1.3.2.2.- Le réseau.
C'est à partir de 1957 que l'on peut dire que le groupe se constitue réellement à l'UCLA, avec l'organisation par Garfinkel et Cicourel de nombreux séminaires, la constitution d'un réseau d'étudiants, le début de la dissémination dans d'autres universités (Harvey Sacks à Berkeley), mais les travaux des ethnométhodologues ne sont que peu ou pas reconnus, et ils ne disposent d'aucun financement particulier.
La publication de ce qui est considéré comme le premier texte important des ethnométhodologues [Cicourel 1964] marque l'apogée de cette nouvelle étape. Le groupe, qui à cette époque comprend environ 35 personnes, y compris environ 25 étudiants, se structure autour de trois leaders intellectuels (Garfinkel, Cicourel, et dès 1966, Sacks) et d'un organisateur (Cicourel). Vers 1965-1966 sont élaborés plusieurs projets, financés, entre autres, par l'Air Force Office for Scientific Research. On voit apparaître de nouveaux noms qui deviendront importants : Zimmerman qui arrive à Santa Barbara en 1965 avec Davis Sudnow et Kenneth Jennings. Jusqu'en 1966, les préoccupations du groupe sont dominées par l'étude de la rationalité dans la vie quotidienne, avec les travaux de Garfinkel sur le comportement et l'activité des jurés dans un tribunal, la logique du comportement des déficients mentaux, et les problèmes de prévention des suicides.
Ces études amènent progressivement le groupe à remettre en cause l'une des bases de la sociologie pendant les années 50 et 60, à savoir qu'il existe un système stable de symboles et de significations partagé par tous les membres d'une société.

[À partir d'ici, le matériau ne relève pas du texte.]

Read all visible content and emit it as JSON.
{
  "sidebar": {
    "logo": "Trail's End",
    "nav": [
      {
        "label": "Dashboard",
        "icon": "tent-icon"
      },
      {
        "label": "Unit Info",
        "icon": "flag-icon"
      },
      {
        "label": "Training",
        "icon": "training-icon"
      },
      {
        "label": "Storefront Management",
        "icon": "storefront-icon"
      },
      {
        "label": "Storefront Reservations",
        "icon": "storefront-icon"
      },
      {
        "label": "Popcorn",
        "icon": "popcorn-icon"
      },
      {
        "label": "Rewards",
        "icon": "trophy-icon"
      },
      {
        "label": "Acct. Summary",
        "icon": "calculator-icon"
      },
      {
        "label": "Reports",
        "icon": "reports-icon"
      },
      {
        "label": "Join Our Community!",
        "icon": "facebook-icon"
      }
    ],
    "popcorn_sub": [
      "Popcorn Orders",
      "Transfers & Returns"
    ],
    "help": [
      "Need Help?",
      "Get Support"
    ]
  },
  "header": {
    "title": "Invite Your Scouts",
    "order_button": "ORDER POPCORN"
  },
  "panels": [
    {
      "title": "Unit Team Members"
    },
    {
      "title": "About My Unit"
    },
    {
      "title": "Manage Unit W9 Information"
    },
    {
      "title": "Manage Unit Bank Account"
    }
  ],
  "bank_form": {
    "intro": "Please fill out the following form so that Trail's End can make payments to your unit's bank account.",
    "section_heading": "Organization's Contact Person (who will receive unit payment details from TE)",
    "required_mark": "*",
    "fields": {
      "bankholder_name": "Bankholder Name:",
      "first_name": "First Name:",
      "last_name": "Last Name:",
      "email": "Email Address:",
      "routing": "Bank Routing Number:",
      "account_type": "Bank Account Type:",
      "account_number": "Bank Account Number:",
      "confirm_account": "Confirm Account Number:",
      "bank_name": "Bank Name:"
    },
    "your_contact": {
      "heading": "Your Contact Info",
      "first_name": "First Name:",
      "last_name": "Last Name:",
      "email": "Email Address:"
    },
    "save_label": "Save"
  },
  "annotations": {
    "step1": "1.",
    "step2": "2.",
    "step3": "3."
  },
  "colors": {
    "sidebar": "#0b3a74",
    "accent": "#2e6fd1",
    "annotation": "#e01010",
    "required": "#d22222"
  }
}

Ce qui fait, par exemple, que, lors des enquêtes, les sociologues ne se préoccupent absolument pas des différentes interprétations des questions posées que peuvent faire les personnes interrogées, considérant seulement les données recueillies. Ce problème est clairement posé dans [Cicourel 1964]. Ce qui amène d'autres questions et, en particulier, comment l'interviewé, considéré comme un acteur, fait-il pour savoir ce qui est attendu de lui dans l'interview et comment choisit-il, parmi les différents personnages possibles celui qu'il va mettre en avant ?. Existe t'il des méthodes utilisées par les interviewés qui puissent être mises en évidence, parce qu'apparaissant chez de nombreuses personnes.

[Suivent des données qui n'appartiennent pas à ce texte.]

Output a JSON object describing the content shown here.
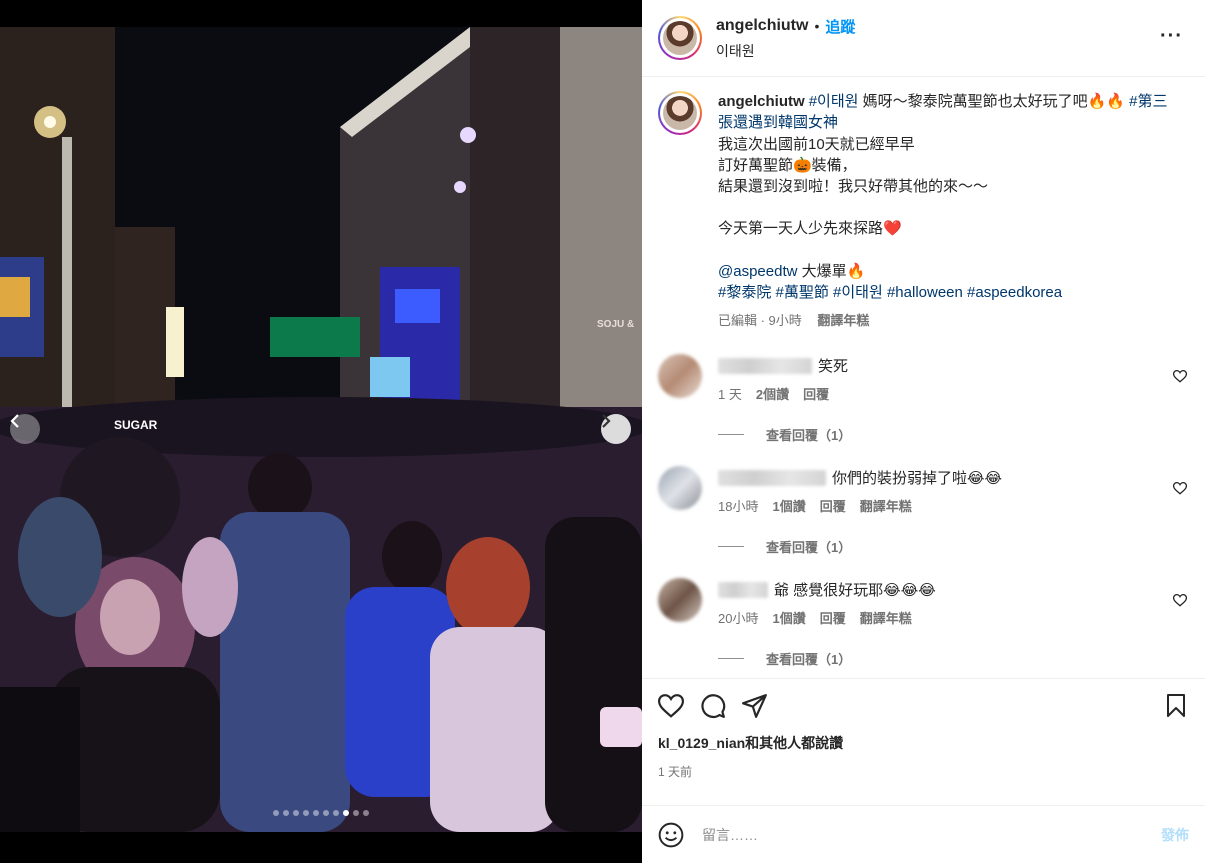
{
  "post": {
    "username": "angelchiutw",
    "separator": "•",
    "follow_label": "追蹤",
    "location": "이태원",
    "more_label": "···"
  },
  "caption": {
    "username": "angelchiutw",
    "line1_tag": "#이태원",
    "line1_text": " 媽呀～黎泰院萬聖節也太好玩了吧🔥🔥 ",
    "line1_tag2": "#第三張還遇到韓國女神",
    "line2": "我這次出國前10天就已經早早",
    "line3": "訂好萬聖節🎃裝備，",
    "line4": "結果還到沒到啦！我只好帶其他的來～～",
    "line5": "今天第一天人少先來探路❤️",
    "mention": "@aspeedtw",
    "mention_text": " 大爆單🔥",
    "tags": [
      "#黎泰院",
      "#萬聖節",
      "#이태원",
      "#halloween",
      "#aspeedkorea"
    ],
    "edited": "已編輯 · 9小時",
    "translate": "翻譯年糕"
  },
  "comments": [
    {
      "text": "笑死",
      "time": "1 天",
      "likes": "2個讚",
      "reply": "回覆",
      "translate": "",
      "view_replies": "查看回覆（1）"
    },
    {
      "text": "你們的裝扮弱掉了啦😂😂",
      "time": "18小時",
      "likes": "1個讚",
      "reply": "回覆",
      "translate": "翻譯年糕",
      "view_replies": "查看回覆（1）"
    },
    {
      "text": "爺 感覺很好玩耶😂😂😂",
      "time": "20小時",
      "likes": "1個讚",
      "reply": "回覆",
      "translate": "翻譯年糕",
      "view_replies": "查看回覆（1）"
    }
  ],
  "likes_text": "kl_0129_nian和其他人都說讚",
  "post_time": "1 天前",
  "comment_bar": {
    "placeholder": "留言……",
    "post_label": "發佈"
  },
  "media": {
    "slide_count": 10,
    "active_slide": 8,
    "signs": [
      "SUGAR",
      "SOJU &"
    ]
  }
}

Ainsi donc, l'accent est mis par les ethnométhodologues non pas sur l'activité ou la description de l'activité mais plutôt sur les processus qui permettent à chacun de gérer la production et le maintien d'un ordre social. C'est là que se situe la première rupture avec la sociologie "traditionnelle", et que commencent les premiers malentendus. Alors que Garfinkel, dans la préface des studies, insiste très lourdement sur le fait qu'il ne remet pas en cause le soin, ni l'honnêteté de ses confrères lorsqu'ils réalisent des enquêtes sociales, et qu'il place la critique sur le terrain de l'épistémologie, [Garfinkel 1967], les ethnométhodologues commencent à s'attirer les foudres de tous côtés. Autre malentendu, la thèse souvent relancée que les ethnométhodologues confondent l'activité sociale et la description de l'activité sociale. Un recensement des contresens faits sur les textes de Garfinkel par les différents commentateurs a été réalisé [Peyrot 1982].

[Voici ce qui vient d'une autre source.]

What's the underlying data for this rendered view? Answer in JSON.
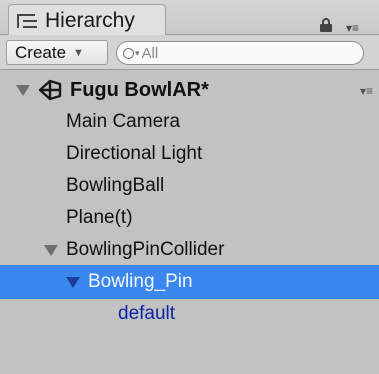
{
  "tab": {
    "title": "Hierarchy"
  },
  "toolbar": {
    "create_label": "Create",
    "search_placeholder": "All"
  },
  "scene": {
    "name": "Fugu BowlAR*"
  },
  "items": [
    {
      "label": "Main Camera"
    },
    {
      "label": "Directional Light"
    },
    {
      "label": "BowlingBall"
    },
    {
      "label": "Plane(t)"
    },
    {
      "label": "BowlingPinCollider"
    },
    {
      "label": "Bowling_Pin"
    },
    {
      "label": "default"
    }
  ],
  "colors": {
    "selection": "#3a87f0",
    "prefab_text": "#0b24a6",
    "panel": "#c2c2c2"
  },
  "icons": {
    "tab": "hierarchy-icon",
    "lock": "lock-icon",
    "menu": "panel-menu-icon",
    "search": "search-icon",
    "scene": "unity-scene-icon"
  }
}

Parallèlement aux préoccupations de Garfinkel, deux autres pôles de recherche se dessinent à Berkeley autour de Cicourel, qui s'intéresse à la relation entre l'acquisition du langage et les capacités d'interprétations, et autour de Sacks qui travaille sur l'analyse de dialogues. Jusqu'en 1966, ces trois axes resteront relativement disjoints. [Mullins 1973] note qu'à ce moment le développement du groupe dans sa phase de réseau est en train de se terminer et qu'il présente de fortes analogies avec d'autres groupes étudiés en biologie moléculaire : un dogme puissant (la prééminence du savoir utilisé quotidiennement sur tout autre savoir), un fort rejet de la part des disciplines parentes et une importante circulation de documents de base quasi uniquement à l'intérieur du groupe. A ceci s'ajoute le fait que le groupe dispose d'une organisation sociale et intellectuelle forte, un programme de cours et de recherches, ainsi que quelques publications reconnues.